FD: We know it’s our best foam from the low-compression set standpoint. This is the most excited I’ve been about the opportunity and potential of new technology in a long time.

 

The big thing for the Curry Flow 8 is that we’re building a shoe with a rubberless unisole. The traction is so good that you don’t have to have an outsole on it, which usually adds two or three ounces worth of weight. Without the weight of an outsole and just the midsole, we have the opportunity to create a lightweight high-performance basketball shoe.
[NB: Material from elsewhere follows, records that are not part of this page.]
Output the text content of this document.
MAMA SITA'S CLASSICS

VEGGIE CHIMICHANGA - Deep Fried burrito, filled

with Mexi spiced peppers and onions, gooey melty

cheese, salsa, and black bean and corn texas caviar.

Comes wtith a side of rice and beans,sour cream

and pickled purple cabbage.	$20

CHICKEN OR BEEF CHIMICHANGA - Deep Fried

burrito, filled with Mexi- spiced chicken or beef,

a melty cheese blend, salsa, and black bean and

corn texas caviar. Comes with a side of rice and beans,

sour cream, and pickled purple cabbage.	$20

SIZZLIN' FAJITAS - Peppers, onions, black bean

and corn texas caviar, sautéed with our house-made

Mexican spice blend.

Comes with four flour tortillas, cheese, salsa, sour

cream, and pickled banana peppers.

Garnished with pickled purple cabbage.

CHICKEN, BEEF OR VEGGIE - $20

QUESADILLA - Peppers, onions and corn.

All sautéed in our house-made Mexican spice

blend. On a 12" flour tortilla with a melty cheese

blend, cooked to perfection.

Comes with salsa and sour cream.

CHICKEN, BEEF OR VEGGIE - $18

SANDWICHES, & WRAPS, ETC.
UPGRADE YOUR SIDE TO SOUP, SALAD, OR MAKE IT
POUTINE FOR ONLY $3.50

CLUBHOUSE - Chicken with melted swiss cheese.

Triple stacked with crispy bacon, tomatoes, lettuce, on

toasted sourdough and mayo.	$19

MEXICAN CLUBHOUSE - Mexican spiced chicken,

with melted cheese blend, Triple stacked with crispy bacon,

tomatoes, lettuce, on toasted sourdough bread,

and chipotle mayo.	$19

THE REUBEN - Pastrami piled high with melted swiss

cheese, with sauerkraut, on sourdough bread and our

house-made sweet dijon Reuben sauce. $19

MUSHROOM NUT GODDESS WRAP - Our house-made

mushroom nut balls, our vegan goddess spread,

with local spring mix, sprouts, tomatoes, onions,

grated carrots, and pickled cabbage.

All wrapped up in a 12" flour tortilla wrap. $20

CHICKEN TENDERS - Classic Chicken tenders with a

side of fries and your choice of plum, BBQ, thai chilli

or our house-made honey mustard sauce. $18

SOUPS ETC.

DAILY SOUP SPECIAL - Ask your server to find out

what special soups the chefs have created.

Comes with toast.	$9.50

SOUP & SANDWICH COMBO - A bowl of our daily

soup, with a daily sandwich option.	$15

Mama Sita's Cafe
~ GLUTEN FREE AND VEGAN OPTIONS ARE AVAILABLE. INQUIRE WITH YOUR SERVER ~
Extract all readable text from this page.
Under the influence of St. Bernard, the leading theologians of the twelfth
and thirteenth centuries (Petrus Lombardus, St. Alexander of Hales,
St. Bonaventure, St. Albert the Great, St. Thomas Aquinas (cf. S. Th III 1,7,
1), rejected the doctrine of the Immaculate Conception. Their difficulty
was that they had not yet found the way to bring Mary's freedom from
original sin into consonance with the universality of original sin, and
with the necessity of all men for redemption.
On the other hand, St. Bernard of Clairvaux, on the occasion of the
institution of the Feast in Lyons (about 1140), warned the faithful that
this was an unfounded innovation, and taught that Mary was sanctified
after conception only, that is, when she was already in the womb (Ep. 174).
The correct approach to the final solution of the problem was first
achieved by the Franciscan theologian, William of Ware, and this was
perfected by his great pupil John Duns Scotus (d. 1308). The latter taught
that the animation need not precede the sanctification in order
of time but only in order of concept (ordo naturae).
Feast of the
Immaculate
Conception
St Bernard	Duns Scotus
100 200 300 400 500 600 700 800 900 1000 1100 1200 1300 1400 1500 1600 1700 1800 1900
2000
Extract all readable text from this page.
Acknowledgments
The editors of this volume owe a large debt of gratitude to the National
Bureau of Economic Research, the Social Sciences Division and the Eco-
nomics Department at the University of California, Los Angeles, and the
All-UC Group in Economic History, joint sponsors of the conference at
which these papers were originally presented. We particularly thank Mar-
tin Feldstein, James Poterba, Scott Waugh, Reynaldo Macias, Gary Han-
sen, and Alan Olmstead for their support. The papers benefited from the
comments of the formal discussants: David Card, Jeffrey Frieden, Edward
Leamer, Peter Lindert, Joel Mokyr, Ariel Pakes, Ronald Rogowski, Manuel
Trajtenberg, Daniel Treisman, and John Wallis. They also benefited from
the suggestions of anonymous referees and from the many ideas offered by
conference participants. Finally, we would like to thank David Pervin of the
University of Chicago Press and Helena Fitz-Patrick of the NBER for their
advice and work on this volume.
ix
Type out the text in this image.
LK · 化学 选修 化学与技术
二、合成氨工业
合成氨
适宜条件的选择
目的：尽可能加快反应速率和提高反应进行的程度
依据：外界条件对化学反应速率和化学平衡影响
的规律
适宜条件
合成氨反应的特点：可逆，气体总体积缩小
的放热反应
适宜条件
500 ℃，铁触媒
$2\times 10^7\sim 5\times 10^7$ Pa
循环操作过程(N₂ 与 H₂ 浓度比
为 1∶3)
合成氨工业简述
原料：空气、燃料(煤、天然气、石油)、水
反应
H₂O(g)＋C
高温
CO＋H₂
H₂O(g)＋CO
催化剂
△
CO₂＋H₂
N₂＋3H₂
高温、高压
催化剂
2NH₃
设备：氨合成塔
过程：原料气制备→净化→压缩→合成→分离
It’s not just about the material, it’s about building a system. All the components from the upper to the plate and the materials to the shape of the traction is really key.

 

TL: It has huge potential for a word of mouth “You gotta try these out” type of cushioning. It has such a unique, underfoot feel. Not only that, but we also put a lot of emphasis on how we built the upper. It may seem super simple to look at, but it’s really engineered from the inside out in terms of how it holds the foot on the UA Flow platform. It’s specific to cutting motions and hard stopping motions that optimizes what is underfoot. It’s a holistic system, a 360-degree approach.

 

Can you talk more about that approach? How’s it different from the way other basketball sneakers are made?

 

TL: Usually in basketball, you start with a fairly stiff cushioning system—some combination of foam and rubber pancake mix—with the goal to make it more flexible by introducing flex grooves or mixing in softer foams.

 

The Curry Flow 8 is built the opposite way; UA Innovation started with a minimal shoe construction and designed the UA Flow footwear from flexibility to stability, instead of stability to flexibility. We started with a soft, flexible foam with no outsole, and added just the right amount of stability into it for Steph’s game. That’s the big difference: not starting with a stiff layer cake, but starting with this amazing foam. It still has the feel of a shoe that you want to run and sprint in, but it gives enough support to be able to cut and do all the hard moves that are necessary in basketball.

 

FD: Until now, shoes have been built really stiff with a low profile for court feel, or taller with more cushioning and less court feel. This is truly a unicorn that brings everything together.